Fogarty did not disappoint his fervent local support yesterday, conjuring two victories at a track he loathes and where he had never before savoured triumph. With seven of the championship's 13 rounds now completed "King Carl", recently voted the fifth most famous sportsman on the planet by an Italian poll, is moving unerringly towards an unprecedented fourth world title.
His dislike of this compact, twisting ribbon of a track is well known and if an upset were to happen in this series then yesterday should have been the moment. Instead only his Ducati team-mate Troy Corser seized the occasion and the Australian rider's spirited push in the first race presented a captivating duel of the famous scarlet motorcycles.
First, however, there was to be a surprise, Fogarty's imperious capture of pole position an ominous signal of intent to his championship rivals. Having doled out a psychological drubbing on Saturday by seizing pole position, Fogarty reached the first corner of the opening race in fourth place, but moved to within striking distance of Corser's rear wheel by the sixth lap. By the end of the next lap he was in front, stealing the inside line at an acute hairpin and holding his nerve to force Corser wide.
In the overbearing heat, tyre wear is rapid and, with his bike constantly bucking beneath him, as it jumped out of Fogarty had to summon all his reserves to resist Corser. On the final lap the two machines were running in parallel, but the bike bearing the No 1 on its nose cone edged fractionally in front before bursting over the finishing line. Pandemonium erupted in the pits and in the stands.
"If I can win on circuits I don't like that can only mean good things on circuits I do like," Fogarty said. "It was a hard race."
The damage to his rival's confidence was now complete, the message abundantly clear: I can even beat you on tracks I despise. And he was as good as his word in the second race. Brushing aside the flickering challenge of Noriyuki Haga, Fogarty charged to the front and proceeded to build an unassailable lead, the faults in his Ducati now remedied. Only Corser could stay with him, albeit briefly, but the meeting and the points were Fogarty's.

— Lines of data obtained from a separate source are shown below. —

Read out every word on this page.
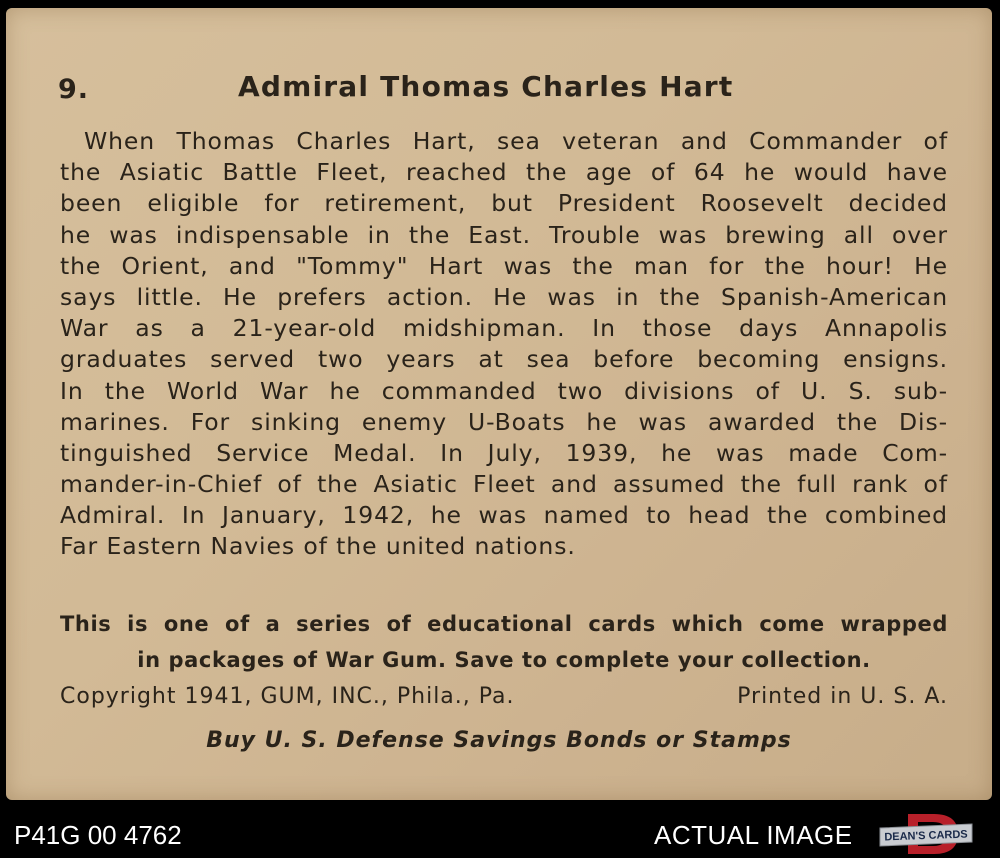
9.	Admiral Thomas Charles Hart
When Thomas Charles Hart, sea veteran and Commander of
the Asiatic Battle Fleet, reached the age of 64 he would have
been eligible for retirement, but President Roosevelt decided
he was indispensable in the East. Trouble was brewing all over
the Orient, and "Tommy" Hart was the man for the hour! He
says little. He prefers action. He was in the Spanish-American
War as a 21-year-old midshipman. In those days Annapolis
graduates served two years at sea before becoming ensigns.
In the World War he commanded two divisions of U. S. sub-
marines. For sinking enemy U-Boats he was awarded the Dis-
tinguished Service Medal. In July, 1939, he was made Com-
mander-in-Chief of the Asiatic Fleet and assumed the full rank of
Admiral. In January, 1942, he was named to head the combined
Far Eastern Navies of the united nations.
This is one of a series of educational cards which come wrapped
in packages of War Gum. Save to complete your collection.
Copyright 1941, GUM, INC., Phila., Pa.	Printed in U. S. A.
Buy U. S. Defense Savings Bonds or Stamps
P41G 00 4762	ACTUAL IMAGE	DEAN'S CARDS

As if to hammer the point already clear to the rest of the field he said: "We fixed all the problems of the first race and I just cruised round. It was easy really."
Fogarty does not like the next venue either, California's Laguna Seca, but on this form he is unstoppable.
n Alex Criville, the Spanish rider injured in Saturday's 500cc Dutch Grand Prix, has been given the go-ahead to compete at Donington Park on Sunday.
The Honda rider holds a 35-point lead over America's Kenny Roberts in the championship but his hopes of extending that advantage ended when he crashed out at Assen on the fifth lap.
Criville hurt his left thigh in the high-speed tumble but doctor Javier Mir confirmed he should be fit to compete in round eight of the title race, the British Grand Prix, "subject to his ability to recuperate in time".
Since the accident Criville has undergone an intensive course of physiotherapy and his doctor is hopeful of seeing rapid progress in the next couple of days.